07.04.2020
Kemal’den:
Kerem ve Burak çıktıktan sonra odaya ben girdim. Aslı’nın sağındaki koltuğa oturdum. Derin nefes aldığımda bana baktı.
‘’Ne zaman itiraf edeceksin?’’
‘’N-neyi?’’ dedim telaşla.
‘’Mert’i sevdiğini.’’ Yutkundum. Beni tanıyordu. Zaten artık içimdeki bu boktan duygu fazla olmaya başladı.
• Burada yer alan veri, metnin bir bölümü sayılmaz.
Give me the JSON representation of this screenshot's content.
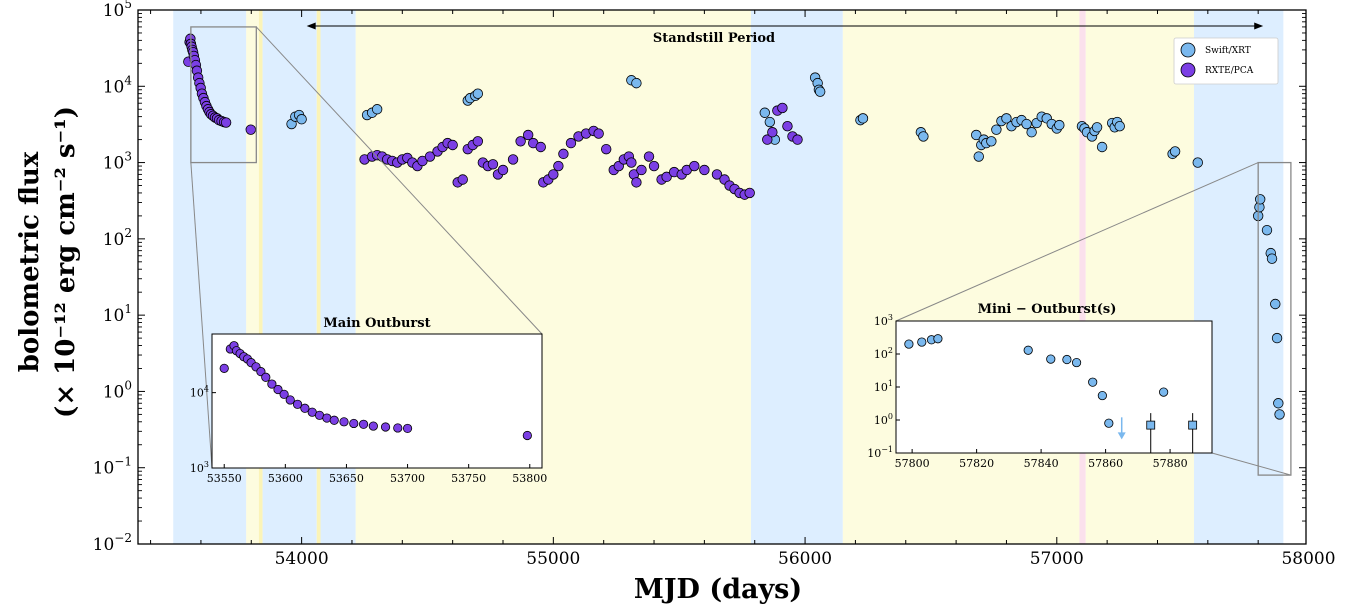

‘’İtiraf etsem ne fark eder? Aptal gibi hala Kerem’i seviyor. Onun peşinden gidip kendimi üzemem.’’
‘’Hm. Demek aklın sana bunu söylüyor. Peki kalbin?’’ Bakışlarımı kaçırdım. Dişlerimi sıktım.
‘’Kalbimi dinlemiyorum. Artık onu dinleyecek kadar aptal değilim.’’ Bana bakıp burukça gülümsedi.
‘’Sence ben neden yıllarca Deniz’in beni sevmesini umut ettim?’’
‘’Bilmem… Başkasını sevmediği için umudun vardı.’’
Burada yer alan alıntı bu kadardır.